This time the man was weak in health. His vitality was ebbing fast, but his marvellous inspiration was strong within him, and, supported by it, he battled manfully with the disease which I had manufactured for him. His lecture-room was the fairy glen; his canopy the heavens.
I cannot give the substance of this address, or any portion of it, verbatim as on former occasions, for I have not the manuscript. I doubt if Brande wrote out his last speech. Methodical as were his habits it is probable that his final words were not premeditated. They burst from him in a delirium that could hardly have been studied. His fine frenzy could not well have originated from considered sentences, although his language, regarded as mere oratory, was magnificent. It was appalling in the light through which I read it.
He stood alone upon the rock which overtopped the dell. We arranged ourselves in such groups as suited our inclinations, upon some rising ground below. The great trees waved overhead, low murmuring. The waterfall splashed drearily. Below, not a whisper was exchanged. Above, the man poured out his triumphant death-song in sonorous periods. Below, great fear was upon all. Above, the madman exulted wildly.
At first his voice was weak. As he went on it gained strength and depth. He alluded to his first address, in which he had hinted that the material Universe was not quite a success; to his second, in which he had boldly declared it was an absolute failure. This, his third declaration, was to tell us that the remedy as far as he, a mortal man, could apply it, was ready. The end was at hand. That night should see the consummation of his life-work. To-morrow's sun would rise—if it rose at all—on the earth restored to space.
A shiver passed perceptibly over the people, prepared as they were for this long foreseen announcement. Edith Metford, who stood by me on my left, slipped her hand into mine and pressed my fingers hard. Natalie Brande, on my right, did not move. Her eyes were dilated and fixed on the speaker. The old clairvoyante look was on her face. Her dark pupils were blinded save to their inward light. She was either unconscious or only partly conscious. Now that the hour had come, they who had believed their courage secure felt it wither. They, the people with us, begged for a little longer time to brace themselves for the great crisis—the plunge into an eternity from which there would be no resurrection, neither of matter nor of mind.
Brande heeded them not.
"This night," said he, with culminating enthusiasm, "the cloud-capped towers, the gorgeous palaces, the solemn temples, shall dissolve. To this great globe itself—this paltry speck of less account in space than a dew-drop in an ocean—and all its sorrow and pain, its trials and temptations, all the pathos and bathos of our tragic human farce, the end is near. The way has been hard, and the journey overlong, and the burden often beyond man's strength. But that long-drawn sorrow now shall cease. The tears will be wiped away. The burden will fall from weary shoulders. For the fulness of time has come. This earth shall die! And death is peace.

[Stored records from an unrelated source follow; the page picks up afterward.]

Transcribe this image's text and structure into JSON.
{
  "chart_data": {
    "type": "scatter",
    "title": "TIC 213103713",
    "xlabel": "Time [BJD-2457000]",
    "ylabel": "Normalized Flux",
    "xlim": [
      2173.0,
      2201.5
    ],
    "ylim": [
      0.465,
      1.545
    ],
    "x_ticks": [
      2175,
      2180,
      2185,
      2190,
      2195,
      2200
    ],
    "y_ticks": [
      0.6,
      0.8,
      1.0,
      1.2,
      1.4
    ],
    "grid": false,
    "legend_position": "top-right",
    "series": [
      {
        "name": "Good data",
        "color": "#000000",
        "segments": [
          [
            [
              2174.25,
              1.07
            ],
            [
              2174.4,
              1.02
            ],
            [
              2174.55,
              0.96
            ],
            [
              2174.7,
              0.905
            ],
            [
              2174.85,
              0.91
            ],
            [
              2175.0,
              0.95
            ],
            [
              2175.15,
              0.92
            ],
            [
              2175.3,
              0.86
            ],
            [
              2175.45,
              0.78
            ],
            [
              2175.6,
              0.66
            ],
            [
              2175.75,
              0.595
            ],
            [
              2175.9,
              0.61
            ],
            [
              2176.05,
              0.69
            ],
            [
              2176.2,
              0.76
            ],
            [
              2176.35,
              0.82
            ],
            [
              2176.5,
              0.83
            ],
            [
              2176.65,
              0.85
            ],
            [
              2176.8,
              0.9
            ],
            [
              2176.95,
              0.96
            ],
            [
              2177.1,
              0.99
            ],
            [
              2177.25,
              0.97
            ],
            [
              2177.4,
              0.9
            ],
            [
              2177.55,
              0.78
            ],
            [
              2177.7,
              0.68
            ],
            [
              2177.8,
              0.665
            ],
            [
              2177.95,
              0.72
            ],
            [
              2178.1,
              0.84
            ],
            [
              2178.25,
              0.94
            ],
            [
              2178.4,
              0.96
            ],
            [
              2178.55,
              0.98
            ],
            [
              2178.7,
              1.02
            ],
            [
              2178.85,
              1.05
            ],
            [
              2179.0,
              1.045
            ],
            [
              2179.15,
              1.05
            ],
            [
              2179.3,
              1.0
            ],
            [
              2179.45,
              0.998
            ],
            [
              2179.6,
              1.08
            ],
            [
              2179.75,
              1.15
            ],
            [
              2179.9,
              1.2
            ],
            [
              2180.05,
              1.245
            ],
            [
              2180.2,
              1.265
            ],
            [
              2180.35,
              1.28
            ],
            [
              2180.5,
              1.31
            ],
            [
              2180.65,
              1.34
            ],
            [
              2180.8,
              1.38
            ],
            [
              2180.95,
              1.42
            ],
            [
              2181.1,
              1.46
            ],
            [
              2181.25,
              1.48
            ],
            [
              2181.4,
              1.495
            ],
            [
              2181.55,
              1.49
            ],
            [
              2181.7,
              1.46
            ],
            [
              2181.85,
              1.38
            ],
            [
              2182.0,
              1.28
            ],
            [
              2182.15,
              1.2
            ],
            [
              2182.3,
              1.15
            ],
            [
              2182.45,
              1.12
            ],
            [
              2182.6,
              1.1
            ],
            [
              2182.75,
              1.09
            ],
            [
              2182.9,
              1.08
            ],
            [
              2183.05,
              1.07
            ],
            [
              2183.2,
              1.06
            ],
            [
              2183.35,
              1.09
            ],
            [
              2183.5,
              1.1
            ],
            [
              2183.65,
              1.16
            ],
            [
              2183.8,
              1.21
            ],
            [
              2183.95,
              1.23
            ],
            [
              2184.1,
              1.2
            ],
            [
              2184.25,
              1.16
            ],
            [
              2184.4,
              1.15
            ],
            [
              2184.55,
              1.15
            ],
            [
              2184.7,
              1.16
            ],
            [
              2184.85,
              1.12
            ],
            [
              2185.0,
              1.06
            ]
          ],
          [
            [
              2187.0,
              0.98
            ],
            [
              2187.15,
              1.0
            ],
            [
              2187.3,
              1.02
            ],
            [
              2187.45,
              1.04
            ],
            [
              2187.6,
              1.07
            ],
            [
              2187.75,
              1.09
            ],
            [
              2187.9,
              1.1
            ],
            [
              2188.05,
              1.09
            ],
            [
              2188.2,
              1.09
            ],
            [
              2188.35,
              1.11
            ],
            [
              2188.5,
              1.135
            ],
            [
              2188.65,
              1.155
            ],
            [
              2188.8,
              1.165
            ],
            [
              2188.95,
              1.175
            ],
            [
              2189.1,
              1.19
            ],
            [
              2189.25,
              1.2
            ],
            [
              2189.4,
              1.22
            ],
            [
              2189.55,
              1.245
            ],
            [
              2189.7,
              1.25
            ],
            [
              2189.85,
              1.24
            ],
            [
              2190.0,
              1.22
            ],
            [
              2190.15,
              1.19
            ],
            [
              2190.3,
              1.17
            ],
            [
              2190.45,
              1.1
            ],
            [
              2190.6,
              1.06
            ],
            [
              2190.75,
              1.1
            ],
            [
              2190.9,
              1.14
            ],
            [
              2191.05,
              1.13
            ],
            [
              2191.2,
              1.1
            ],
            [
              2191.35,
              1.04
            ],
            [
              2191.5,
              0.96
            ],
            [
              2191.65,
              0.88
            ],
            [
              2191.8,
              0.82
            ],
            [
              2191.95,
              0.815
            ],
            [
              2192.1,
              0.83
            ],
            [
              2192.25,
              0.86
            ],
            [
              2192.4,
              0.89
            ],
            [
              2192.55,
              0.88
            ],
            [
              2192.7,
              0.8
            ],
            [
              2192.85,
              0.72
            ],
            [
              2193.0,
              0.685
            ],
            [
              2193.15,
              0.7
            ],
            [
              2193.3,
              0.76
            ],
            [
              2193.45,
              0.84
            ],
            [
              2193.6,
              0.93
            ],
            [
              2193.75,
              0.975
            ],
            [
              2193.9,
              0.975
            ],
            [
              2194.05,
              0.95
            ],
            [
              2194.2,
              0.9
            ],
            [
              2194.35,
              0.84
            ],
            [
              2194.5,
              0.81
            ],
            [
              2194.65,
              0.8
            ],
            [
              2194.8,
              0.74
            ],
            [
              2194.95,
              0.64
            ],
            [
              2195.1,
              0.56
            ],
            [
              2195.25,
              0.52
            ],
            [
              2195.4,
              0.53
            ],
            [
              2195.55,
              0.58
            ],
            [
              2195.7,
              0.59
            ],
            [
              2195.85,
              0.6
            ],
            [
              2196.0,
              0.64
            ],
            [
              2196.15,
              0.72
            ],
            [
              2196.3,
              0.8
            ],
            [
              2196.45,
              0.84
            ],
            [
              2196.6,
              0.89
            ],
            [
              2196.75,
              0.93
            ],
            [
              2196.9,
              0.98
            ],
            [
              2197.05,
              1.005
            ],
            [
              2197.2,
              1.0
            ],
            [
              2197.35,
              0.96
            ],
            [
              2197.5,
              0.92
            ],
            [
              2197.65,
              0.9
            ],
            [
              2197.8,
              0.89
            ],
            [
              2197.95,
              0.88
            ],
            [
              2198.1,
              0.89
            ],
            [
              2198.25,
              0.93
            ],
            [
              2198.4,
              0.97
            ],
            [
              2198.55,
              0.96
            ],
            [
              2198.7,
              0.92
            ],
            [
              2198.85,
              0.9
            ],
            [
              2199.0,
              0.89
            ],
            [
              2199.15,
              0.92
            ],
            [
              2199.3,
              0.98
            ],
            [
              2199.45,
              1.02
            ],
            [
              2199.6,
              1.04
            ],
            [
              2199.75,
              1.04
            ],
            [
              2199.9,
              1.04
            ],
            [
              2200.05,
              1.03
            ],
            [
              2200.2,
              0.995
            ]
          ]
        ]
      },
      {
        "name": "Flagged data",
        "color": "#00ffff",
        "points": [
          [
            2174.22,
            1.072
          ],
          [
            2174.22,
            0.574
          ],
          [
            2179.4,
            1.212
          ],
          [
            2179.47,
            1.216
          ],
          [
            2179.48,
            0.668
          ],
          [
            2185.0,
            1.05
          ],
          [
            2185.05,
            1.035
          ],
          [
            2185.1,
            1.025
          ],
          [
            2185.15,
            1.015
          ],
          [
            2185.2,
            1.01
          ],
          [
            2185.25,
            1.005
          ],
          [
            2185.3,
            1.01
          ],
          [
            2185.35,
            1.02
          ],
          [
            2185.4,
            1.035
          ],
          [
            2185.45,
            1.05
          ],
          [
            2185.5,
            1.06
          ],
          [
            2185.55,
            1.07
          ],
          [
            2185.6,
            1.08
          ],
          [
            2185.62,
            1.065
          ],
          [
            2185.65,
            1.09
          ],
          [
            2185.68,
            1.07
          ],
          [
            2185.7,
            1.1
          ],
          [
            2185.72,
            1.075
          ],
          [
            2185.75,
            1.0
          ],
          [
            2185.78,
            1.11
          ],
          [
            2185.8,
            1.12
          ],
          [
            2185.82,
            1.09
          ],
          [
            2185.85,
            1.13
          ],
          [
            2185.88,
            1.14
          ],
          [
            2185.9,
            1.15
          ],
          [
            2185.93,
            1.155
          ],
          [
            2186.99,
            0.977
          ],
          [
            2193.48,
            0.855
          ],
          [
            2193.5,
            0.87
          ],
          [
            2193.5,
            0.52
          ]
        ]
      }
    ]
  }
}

"I stand," he cried out in a strident voice, raising his arm aloft, "I may say, with one foot on sea and one on land, for I hold the elemental secret of them both. And I swear by the living god—Science incarnate—that the suffering of the centuries is over, that for this earth and all that it contains, from this night and for ever, Time will be no more!"
A great cry rose from the people. "Give us another day—only another day!"
But Brande made answer: "It is now too late."